Dinas Perikanan PPU Ingatkan Dampak Overfishing
Plt Kabid Perikanan Tangkap dan Perizinan, Dinas Perikanan PPU, Lomo Sabani. (BerandaPost.com)

Dinas Perikanan PPU Ingatkan Dampak Overfishing

BERANDAPOST.COM, PENAJAM – Fenomena penangkapan ikan berlebih atau overfishing menjadi ancaman bagi para nelayan Kabupaten Penajam Paser Utara (PPU).

Pelaksana Tugas (Plt) Kepala Bidang Perikanan Tangkap dan Perizinan, Dinas Perikanan PPU, Lomo Sabani menyampaikan persoalan tersebut. Ia menjelaskan bahwa peningkatan jumlah kapal dan penggunaan teknologi modern turut mempercepat pengurangan stok ikan pada perairan sekitar.
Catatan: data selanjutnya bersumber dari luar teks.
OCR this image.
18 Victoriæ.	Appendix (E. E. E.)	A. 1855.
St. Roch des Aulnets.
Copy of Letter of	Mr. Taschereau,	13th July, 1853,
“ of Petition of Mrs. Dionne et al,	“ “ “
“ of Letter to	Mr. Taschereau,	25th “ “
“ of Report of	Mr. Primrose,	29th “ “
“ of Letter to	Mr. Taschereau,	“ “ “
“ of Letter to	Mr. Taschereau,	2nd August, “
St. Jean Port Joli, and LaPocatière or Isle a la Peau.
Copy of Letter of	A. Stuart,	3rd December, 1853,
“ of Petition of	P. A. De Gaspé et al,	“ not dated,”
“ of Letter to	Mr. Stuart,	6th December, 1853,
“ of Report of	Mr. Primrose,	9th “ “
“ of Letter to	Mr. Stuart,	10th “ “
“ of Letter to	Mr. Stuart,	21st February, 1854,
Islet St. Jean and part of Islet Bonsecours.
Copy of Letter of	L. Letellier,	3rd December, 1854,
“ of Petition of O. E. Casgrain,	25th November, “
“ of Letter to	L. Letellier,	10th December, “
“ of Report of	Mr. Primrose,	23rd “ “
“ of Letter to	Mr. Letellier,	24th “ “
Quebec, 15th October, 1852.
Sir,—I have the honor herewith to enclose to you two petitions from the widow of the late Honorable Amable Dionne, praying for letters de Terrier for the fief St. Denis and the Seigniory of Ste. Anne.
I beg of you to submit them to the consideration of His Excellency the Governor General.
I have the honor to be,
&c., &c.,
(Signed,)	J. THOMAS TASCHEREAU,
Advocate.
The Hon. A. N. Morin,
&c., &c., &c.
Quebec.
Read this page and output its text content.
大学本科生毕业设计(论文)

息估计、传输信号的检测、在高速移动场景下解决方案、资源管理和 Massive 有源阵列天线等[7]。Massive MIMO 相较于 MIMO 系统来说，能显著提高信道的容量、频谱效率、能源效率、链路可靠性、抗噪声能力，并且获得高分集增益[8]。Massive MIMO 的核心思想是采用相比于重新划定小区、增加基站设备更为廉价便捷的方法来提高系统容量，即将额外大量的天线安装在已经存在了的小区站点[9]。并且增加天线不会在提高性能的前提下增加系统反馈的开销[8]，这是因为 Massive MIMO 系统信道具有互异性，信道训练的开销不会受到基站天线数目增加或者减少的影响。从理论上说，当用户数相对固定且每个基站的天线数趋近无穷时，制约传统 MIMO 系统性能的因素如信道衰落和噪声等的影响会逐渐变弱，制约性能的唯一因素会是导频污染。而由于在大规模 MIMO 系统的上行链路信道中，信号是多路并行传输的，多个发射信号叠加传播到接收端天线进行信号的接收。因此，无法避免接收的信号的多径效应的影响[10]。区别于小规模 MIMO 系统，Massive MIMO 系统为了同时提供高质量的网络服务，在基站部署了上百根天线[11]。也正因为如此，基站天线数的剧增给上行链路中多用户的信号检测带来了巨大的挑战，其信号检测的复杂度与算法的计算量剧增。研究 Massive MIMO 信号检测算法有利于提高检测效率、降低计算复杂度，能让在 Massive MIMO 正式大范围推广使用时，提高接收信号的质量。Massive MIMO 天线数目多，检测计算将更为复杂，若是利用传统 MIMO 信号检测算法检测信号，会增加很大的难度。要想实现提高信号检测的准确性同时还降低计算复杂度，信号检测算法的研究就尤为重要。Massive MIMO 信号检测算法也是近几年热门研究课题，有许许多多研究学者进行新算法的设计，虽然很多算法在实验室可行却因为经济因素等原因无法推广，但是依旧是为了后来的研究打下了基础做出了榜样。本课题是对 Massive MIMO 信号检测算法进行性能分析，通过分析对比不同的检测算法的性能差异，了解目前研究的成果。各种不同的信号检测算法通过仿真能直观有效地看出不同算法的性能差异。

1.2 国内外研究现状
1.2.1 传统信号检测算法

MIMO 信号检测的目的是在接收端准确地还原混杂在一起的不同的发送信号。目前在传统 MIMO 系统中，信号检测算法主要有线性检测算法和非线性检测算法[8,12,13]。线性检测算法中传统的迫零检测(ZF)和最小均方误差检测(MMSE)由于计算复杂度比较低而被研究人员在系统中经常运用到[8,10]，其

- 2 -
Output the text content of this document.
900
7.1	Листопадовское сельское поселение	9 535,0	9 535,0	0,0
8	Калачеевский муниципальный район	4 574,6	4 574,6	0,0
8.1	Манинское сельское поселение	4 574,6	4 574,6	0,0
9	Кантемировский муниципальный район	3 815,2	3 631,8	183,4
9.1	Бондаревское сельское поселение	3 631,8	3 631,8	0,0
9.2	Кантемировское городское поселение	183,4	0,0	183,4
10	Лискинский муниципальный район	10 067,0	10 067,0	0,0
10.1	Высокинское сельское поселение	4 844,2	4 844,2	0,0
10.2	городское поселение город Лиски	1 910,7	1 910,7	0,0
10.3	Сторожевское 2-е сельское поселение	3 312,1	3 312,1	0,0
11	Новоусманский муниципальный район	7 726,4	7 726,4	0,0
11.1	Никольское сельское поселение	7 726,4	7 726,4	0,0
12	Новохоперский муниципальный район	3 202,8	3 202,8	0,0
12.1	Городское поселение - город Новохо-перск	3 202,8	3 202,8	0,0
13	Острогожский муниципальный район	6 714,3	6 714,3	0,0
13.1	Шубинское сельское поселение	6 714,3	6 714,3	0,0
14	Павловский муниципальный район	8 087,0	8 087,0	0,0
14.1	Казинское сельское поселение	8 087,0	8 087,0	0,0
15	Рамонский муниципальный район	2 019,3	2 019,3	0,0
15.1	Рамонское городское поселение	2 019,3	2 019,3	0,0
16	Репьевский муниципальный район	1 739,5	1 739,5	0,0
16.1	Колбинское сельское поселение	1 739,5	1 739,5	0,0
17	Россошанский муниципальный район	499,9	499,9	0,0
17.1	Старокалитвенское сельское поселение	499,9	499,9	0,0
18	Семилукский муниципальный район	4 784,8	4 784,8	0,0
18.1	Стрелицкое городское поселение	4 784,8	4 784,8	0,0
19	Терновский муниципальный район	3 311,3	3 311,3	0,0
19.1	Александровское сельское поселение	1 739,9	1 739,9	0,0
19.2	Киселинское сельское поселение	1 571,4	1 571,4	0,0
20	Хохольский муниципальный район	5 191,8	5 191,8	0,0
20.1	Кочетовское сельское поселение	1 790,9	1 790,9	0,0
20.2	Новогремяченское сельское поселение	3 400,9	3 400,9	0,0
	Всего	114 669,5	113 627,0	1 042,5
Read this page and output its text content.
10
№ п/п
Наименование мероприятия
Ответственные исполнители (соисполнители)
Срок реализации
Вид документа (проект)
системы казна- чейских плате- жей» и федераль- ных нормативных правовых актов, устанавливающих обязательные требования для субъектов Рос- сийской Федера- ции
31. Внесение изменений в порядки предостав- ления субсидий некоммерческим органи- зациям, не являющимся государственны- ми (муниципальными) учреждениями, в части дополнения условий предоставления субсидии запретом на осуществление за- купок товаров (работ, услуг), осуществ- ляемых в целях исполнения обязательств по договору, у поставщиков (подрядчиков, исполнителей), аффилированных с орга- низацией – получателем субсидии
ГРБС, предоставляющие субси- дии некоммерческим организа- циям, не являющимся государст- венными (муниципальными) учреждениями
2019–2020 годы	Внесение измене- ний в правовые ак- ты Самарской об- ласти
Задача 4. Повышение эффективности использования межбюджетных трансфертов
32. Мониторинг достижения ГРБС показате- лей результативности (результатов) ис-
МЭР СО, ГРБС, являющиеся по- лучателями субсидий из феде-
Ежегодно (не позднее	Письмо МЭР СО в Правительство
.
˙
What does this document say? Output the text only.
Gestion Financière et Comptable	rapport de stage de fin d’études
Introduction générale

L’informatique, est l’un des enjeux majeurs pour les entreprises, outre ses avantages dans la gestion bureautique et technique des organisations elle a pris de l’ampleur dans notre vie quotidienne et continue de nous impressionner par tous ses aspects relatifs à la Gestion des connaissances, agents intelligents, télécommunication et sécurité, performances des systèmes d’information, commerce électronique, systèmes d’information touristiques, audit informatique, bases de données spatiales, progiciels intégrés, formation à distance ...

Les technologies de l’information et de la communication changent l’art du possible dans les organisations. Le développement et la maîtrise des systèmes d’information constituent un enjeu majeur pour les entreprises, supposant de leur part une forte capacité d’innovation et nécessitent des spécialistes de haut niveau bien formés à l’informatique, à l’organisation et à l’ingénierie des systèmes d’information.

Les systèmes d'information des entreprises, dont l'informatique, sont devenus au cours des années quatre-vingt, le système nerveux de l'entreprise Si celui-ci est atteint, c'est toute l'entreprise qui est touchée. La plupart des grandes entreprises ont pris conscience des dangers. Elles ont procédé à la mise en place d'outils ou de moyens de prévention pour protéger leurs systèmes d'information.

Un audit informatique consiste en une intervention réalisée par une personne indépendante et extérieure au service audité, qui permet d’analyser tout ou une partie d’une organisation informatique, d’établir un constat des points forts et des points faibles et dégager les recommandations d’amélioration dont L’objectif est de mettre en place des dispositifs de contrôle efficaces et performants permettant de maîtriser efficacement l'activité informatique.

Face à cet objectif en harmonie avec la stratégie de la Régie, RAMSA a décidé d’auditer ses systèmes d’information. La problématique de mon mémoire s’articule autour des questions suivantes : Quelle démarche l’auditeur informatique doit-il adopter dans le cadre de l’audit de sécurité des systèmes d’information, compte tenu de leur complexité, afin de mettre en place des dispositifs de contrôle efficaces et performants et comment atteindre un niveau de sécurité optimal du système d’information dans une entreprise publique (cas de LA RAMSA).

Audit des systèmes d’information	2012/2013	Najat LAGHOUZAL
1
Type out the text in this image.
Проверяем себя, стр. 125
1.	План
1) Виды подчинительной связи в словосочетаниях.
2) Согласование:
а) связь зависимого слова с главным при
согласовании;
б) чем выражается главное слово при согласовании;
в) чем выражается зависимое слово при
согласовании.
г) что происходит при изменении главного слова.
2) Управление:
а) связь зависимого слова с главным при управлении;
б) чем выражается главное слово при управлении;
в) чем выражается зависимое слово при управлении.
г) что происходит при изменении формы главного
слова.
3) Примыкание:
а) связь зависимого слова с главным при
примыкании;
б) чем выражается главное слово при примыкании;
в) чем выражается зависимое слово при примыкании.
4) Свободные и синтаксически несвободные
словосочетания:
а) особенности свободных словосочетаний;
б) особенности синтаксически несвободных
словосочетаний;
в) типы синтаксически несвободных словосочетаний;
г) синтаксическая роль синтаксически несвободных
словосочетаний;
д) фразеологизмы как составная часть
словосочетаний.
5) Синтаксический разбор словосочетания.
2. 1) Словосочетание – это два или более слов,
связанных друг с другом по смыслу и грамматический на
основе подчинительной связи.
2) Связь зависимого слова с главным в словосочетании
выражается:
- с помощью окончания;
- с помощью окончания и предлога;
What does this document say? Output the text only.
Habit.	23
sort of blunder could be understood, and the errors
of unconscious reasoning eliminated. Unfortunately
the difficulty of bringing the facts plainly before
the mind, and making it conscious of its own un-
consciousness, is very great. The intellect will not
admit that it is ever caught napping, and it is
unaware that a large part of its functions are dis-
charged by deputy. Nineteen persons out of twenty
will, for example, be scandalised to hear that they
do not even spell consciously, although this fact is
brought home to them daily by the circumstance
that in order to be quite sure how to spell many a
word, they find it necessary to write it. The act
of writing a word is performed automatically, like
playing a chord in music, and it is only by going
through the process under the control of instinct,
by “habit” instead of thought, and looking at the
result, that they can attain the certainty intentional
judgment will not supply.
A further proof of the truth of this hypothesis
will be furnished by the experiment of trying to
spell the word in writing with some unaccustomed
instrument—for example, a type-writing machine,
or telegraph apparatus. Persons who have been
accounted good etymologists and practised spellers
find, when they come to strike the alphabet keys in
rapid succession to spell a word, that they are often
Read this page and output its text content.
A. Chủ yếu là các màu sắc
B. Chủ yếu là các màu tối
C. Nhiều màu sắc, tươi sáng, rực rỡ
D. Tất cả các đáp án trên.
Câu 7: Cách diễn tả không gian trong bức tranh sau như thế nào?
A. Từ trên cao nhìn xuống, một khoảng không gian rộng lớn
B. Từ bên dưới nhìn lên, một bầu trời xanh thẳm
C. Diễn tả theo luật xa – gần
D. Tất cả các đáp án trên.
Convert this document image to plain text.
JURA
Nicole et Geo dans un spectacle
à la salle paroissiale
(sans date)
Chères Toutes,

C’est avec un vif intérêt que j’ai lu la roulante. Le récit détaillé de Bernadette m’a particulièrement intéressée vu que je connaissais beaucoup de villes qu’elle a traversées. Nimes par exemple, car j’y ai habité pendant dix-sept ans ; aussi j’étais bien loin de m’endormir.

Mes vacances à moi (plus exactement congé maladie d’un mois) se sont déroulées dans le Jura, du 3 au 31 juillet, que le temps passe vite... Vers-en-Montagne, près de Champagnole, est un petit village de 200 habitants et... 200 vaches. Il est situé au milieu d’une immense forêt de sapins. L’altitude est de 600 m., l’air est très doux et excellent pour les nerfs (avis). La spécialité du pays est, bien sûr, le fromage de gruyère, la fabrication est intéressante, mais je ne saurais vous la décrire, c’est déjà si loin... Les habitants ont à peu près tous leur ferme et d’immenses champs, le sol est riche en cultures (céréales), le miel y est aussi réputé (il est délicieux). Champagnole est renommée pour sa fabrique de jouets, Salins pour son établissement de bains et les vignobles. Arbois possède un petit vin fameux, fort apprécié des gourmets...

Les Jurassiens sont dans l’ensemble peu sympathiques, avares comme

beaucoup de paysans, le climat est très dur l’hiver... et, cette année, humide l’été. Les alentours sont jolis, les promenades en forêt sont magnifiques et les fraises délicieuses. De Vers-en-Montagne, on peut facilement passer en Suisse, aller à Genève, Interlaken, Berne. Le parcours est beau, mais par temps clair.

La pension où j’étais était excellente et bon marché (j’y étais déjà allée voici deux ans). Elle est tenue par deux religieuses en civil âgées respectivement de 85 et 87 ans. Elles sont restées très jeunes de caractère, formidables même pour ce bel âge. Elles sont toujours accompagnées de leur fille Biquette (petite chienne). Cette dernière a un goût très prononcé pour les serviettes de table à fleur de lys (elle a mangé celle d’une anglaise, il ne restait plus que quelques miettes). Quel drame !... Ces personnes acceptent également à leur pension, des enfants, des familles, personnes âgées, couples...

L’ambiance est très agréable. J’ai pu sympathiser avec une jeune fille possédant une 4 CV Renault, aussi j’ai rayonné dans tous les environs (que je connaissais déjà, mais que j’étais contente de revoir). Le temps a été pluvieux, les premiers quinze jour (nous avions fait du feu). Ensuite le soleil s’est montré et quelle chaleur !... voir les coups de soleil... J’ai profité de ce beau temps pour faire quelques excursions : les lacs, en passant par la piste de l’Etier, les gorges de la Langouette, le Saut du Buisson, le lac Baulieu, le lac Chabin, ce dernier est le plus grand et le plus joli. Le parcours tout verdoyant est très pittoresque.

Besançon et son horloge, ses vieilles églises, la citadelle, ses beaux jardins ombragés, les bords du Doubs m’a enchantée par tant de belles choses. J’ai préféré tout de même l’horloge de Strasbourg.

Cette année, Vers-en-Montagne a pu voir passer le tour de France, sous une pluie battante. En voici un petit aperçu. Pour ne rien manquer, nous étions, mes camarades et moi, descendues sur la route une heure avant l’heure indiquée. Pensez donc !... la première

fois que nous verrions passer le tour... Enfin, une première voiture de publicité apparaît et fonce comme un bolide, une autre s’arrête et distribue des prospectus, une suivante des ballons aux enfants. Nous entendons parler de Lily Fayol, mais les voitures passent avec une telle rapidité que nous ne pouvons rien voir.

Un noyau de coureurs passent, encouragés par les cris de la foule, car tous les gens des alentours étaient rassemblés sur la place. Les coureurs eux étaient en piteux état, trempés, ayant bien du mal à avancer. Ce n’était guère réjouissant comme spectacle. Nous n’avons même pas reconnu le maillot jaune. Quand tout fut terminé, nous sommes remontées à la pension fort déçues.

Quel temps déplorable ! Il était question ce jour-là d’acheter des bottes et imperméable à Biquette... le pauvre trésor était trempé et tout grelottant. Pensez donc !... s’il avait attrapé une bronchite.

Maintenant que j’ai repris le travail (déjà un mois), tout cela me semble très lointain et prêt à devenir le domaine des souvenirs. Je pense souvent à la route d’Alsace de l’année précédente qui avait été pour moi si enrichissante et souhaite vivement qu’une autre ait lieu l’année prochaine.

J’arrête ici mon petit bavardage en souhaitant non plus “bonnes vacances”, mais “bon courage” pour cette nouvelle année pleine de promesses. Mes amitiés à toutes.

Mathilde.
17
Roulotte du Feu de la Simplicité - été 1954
“Overfishing itu kelebihan penangkapan. Misalnya populasi ikan wilayah kita 1.000 ton. Seharusnya hanya boleh menangkap ikan 100 ton dalam setahun agar ekosistem tetap seimbang. Kalau sudah tertangkap 110 atau bahkan 150 ton, itu sudah masuk kategori overfishing,” ujar Lomo, Selasa (27/5/2025).

Menurut Lomo, menghitung secara pasti jumlah ikan yang tertangkap dan batas amannya memang tidak mudah, tetapi indikasinya sudah mulai terlihat.

Salah satunya dari laporan-laporan nelayan yang menyatakan bahwa mereka harus melaut lebih jauh untuk mendapatkan hasil tangkapan.

“Dulu cukup yang dekat-dekat saja. Sekarang sudah harus lebih jauh,” ungkap Lomo.

Menurutnya, jarak nelayan melaut juga ada hubungannya dengan peningkatan aktivitas perairan karena Teluk Balikpapan menjadi akses lalu lintas tongkang atau aktivitas perusahaan migas.

KELOLA LAUT DENGAN BIJAK

Lomo menambahkan, meskipun belum terlihat signifikan secara data, kondisi ini bisa menjadi ancaman serius dalam jangka panjang. Apabila tidak segera mengelola dengan bijak, dampaknya bisa terasa hingga 10 atau 20 tahun ke depan. Bahkan mengancam sumber penghidupan anak cucu nelayan pada masa mendatang.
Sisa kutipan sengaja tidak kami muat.